Schritt 1: Das FMA-Register nutzen
Die Finanzmarktaufsicht (FMA) unter fma.gv.at ist die zuständige Regulierungsbehörde in Österreich. Auf ihrer Website finden Sie ein öffentliches Register konzessionierter Unternehmen sowie eine Liste mit Investorenwarnungen. Suchen Sie den Betreibernamen der Plattform – also den tatsächlichen Firmennamen, nicht den Markennamen. Ein legitimer Eintrag enthält eine vollständige Firmenbezeichnung, eine Adresse und den Lizenztyp. Fehlt ein solcher Eintrag, ist Vorsicht angebracht.
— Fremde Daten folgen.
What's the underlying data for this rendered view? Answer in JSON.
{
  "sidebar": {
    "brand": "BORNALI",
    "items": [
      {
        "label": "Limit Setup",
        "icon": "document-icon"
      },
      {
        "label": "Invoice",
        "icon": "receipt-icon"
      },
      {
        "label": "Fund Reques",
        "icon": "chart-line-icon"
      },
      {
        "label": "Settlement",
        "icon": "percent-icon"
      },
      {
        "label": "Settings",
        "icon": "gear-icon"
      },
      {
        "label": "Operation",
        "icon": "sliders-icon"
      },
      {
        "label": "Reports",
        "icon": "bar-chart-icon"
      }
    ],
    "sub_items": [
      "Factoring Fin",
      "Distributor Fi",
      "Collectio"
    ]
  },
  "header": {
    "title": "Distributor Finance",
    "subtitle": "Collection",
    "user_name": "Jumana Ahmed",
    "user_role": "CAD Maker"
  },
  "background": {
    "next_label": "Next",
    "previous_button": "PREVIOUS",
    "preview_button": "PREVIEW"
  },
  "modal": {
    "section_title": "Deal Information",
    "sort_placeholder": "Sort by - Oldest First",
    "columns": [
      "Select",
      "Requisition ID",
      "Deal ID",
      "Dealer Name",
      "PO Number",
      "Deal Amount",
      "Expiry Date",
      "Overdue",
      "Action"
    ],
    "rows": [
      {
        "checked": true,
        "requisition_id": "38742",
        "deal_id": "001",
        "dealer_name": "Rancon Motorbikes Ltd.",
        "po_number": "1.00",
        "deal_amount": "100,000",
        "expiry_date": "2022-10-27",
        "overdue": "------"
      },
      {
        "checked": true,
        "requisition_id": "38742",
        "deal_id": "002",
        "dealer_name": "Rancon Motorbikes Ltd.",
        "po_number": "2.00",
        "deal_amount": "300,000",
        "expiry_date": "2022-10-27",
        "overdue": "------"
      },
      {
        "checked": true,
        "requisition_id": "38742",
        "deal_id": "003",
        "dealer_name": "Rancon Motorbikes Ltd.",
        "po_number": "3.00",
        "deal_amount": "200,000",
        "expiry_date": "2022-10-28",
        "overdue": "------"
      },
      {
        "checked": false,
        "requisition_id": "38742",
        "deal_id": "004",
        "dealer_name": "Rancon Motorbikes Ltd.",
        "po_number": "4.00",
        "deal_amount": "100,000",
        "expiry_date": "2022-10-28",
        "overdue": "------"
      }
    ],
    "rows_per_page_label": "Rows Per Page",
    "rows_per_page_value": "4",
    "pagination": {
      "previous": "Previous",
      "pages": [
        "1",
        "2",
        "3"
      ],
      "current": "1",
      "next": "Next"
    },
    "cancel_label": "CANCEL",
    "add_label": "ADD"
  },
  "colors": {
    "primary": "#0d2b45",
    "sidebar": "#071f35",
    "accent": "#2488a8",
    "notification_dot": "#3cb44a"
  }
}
Schritt 2: Firmensitz und Impressum prüfen
Jede seriöse Website mit Sitz in der EU ist gesetzlich verpflichtet, ein vollständiges Impressum zu führen – mit Firmennamen, Adresse, Handelsregisternummer und Kontaktdaten. Fehlen diese Angaben oder sind sie unvollständig, ist das ein ernstes Warnsignal. Googeln Sie die angegebene Adresse und prüfen Sie, ob sie real und konsistent mit anderen Quellen ist. Wenn eine Plattform mehrere unterschiedliche Adressen in verschiedenen Dokumenten nennt, deutet das auf mangelnde Sorgfalt hin.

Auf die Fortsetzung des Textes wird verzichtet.